Старуха-голубятница — одинокая, несчастная. Она этих иродов кормила, с ними разговаривала — она их и привадила. Когда забрали старуху в дом хроников, решил я с голубями разделаться. Раньше я не их, а старуху жалел, не хотел ее общества лишать.
Хладнокровно продумал экзекуцию. Конечно, без всяких там домоуправлений и санэпидстанций. Китайский опыт решил применить: не давать голубям покоя, держать их беспрерывно или в воздухе, или в крайнем нервном напряжении. И или у них инфаркт у всех будет, или на другую базу переберутся.
Купил в универсаме два пакета гнилой картошки — весной дело было, под Пасху. Открыл в кухне форточку, а под форточкой на карнизе самые разухабистые ироды толкались, друг друга за шею таскали, друг друга по темени тюкали. И вот я начал методом свободного падения бомбить их гнилой картошкой. Решил по часу в день их гонять, чтобы у них к моим окнам условный рефлекс отвращения выработался.

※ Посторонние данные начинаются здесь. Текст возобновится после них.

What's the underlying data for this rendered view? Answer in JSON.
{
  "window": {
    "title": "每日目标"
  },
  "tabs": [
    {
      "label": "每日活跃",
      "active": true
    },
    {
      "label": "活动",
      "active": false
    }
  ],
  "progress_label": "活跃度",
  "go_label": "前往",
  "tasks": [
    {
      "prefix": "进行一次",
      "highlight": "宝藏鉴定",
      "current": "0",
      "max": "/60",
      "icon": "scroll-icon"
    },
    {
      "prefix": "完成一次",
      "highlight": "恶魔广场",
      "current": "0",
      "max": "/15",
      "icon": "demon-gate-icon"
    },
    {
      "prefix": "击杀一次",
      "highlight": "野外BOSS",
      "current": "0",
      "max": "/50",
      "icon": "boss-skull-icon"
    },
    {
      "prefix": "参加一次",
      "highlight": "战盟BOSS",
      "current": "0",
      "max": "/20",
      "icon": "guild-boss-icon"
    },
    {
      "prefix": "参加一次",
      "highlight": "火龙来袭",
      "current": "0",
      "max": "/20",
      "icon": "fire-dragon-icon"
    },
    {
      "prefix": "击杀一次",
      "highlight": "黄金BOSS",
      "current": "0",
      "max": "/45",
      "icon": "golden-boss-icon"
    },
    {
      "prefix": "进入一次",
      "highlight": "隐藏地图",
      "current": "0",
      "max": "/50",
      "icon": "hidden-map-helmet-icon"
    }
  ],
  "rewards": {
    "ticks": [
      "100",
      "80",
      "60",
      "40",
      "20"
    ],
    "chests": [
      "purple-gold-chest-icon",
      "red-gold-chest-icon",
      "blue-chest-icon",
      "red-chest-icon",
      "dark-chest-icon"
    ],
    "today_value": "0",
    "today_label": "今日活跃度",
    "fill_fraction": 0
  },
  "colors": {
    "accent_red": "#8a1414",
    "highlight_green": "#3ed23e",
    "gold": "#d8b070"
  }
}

Тут потеплело, открыл балкон — «весна, выставляется первая рама, и в комнату шум ворвался…» — выглядываю в угольную грязь и мокрое гуано балкона, думаю, что рано или поздно, а эти авгиевы конюшни мне придется мыть и чистить. Сперва, думаю, с голубями распрощаюсь, а то и резона никакого нет в Геракла превращаться — сразу опять загадят, гады! Со злобой настоящей, грубо думаю, потому что действительно не люблю голубей. Прославили их на весь мир, как космонавтов, а народ-то они темный. Про таких Томас Карлейль в палате лордов изрек: «Час велик, а достопочтенные джентльмены, я должен заявить, мелки». И вот я повторяю эту фразу голубям со злобой и решительной угрозой. И вдруг вижу в углу балкона за картонной коробкой из-под пылесоса, которую я пятый год выкинуть не соберусь, гнездо из прутиков, а в гнезде яичко. И раскис я, как снежная баба под весенним солнцем. И сам не заметил, что отвратительным сюсюкающим голосом тетенькаю: «Тютенька моя, холосенькая моя…» и т. д. Ведь меня тошнит, когда я со стороны слышу такие сюсюканья, у меня зубы от таких тетеньканий болеть начинают, а сам? Ведь не мог же я успеть подумать, глядя на голубиное яичко, что это великое чудо природы, что это эстафета жизни, пришедшая ко мне на балкон из тьмы доисторической, от птеродактиля, что в яичке этом крутятся те самые атомы, которые крутились в летающих ящерах, и т. д. и т. п. Ничего я не мог успеть подумать. Просто зрительный образ яичка влетел сквозь хрусталик в темноту черепа, мозг скомандовал нервам, те — железе, железа выделила химию, химия создала эмоцию с положительным слюнявым знаком. И — всепрощение. Оставил голубку высиживать птенцов. Потом все недосуг было опять начать гонения. Теперь старушенцию вышибли из дома хроников, и она голубей не даст в обиду.